Researchers within this field have estimated that about 30 percent of cancer deaths could be prevented annually simply by optimizing the vitamin D levels in the general population. On a personal level, you can decrease your risk of cancer by MORE THAN HALF simply by optimizing your vitamin D levels with sun exposure. And if you are being treated for cancer it is likely that higher blood levels probably around 70-100 ng/ml would be beneficial. If the notion that sun exposure actually prevents cancer is still new to you, I highly recommend you watch my one-hour vitamin D lecture to clear up any confusion. It’s important to understand that the risk of skin cancer from the sun comes only from excessive exposure. Meanwhile, countless people around the world have an increased risk of cancer because their vitamin D levels are too low due to the utter lack of sun exposure.”
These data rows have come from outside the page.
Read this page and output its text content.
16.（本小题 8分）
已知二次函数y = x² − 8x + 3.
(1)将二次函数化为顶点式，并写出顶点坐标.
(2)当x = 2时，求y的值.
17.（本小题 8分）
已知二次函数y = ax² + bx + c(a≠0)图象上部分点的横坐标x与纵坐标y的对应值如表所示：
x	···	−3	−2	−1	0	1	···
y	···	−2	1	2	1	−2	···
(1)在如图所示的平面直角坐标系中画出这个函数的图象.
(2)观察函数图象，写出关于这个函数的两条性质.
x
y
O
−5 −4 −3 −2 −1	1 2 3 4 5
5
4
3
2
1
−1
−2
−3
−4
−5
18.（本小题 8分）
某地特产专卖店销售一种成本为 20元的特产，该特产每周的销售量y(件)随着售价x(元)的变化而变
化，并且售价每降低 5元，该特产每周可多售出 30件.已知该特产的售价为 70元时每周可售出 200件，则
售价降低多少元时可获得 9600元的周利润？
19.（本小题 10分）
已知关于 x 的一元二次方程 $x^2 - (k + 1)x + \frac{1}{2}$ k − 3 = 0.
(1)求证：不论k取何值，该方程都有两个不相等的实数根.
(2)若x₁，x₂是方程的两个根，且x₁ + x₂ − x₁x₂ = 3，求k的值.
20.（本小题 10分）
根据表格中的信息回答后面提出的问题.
Why We Need to Re-Embrace Sun Exposure

I strongly recommend optimizing your vitamin D levels with appropriate amounts of sun exposure because when your skin is exposed to the sun, in addition to creating vitamin D3 it also synthesizes high amounts of vitamin D sulfate and cholesterol sulfate-both of which are very important for the heart- and cardiovascular health. In fact, research by Dr. Stephanie Seneff suggests that heart disease may be a symptom of cholesterol sulfate deficiency, and healthy cholesterol and sulfur levels are both highly dependent on your vitamin D levels…

Vitamin D sulfate is a water soluble form of sulfur that can travel freely in your bloodstream, making it readily available, while oral vitamin D3 is unsulfated, and therefore needs LDL (the so-called “bad” cholesterol) as a vehicle of transport. Dr. Seneff’s suspicion is that the simple oral non-sulfated form of vitamin D may not provide as much of the same heart-healthy benefits as the vitamin D created in your skin from sun exposure because it cannot be converted to vitamin D sulfate, and therefore will not improve your sulfur status.

Furthermore, a sulfur deficiency also promotes obesity and related health problems like diabetes, so all in all, the importance of getting regular sun exposure simply cannot be overstated.
If you can’t get enough sun exposure during certain parts of the year, I advise using a safe tanning bed to allow your body to produce vitamin D naturally. Safe tanning beds have electronic ballasts and produce less UVA than the sunshine.

A third option is taking a high-quality vitamin D supplement. According to the most recent findings by Carole Baggerly, founder of GrassrootsHealth, her research of nearly 10,000 people shows the ideal adult dose appears to be 8,000 IU’s a day to get most into the healthy range. Just remember to get your vitamin D levels tested regularly if you take an oral supplement.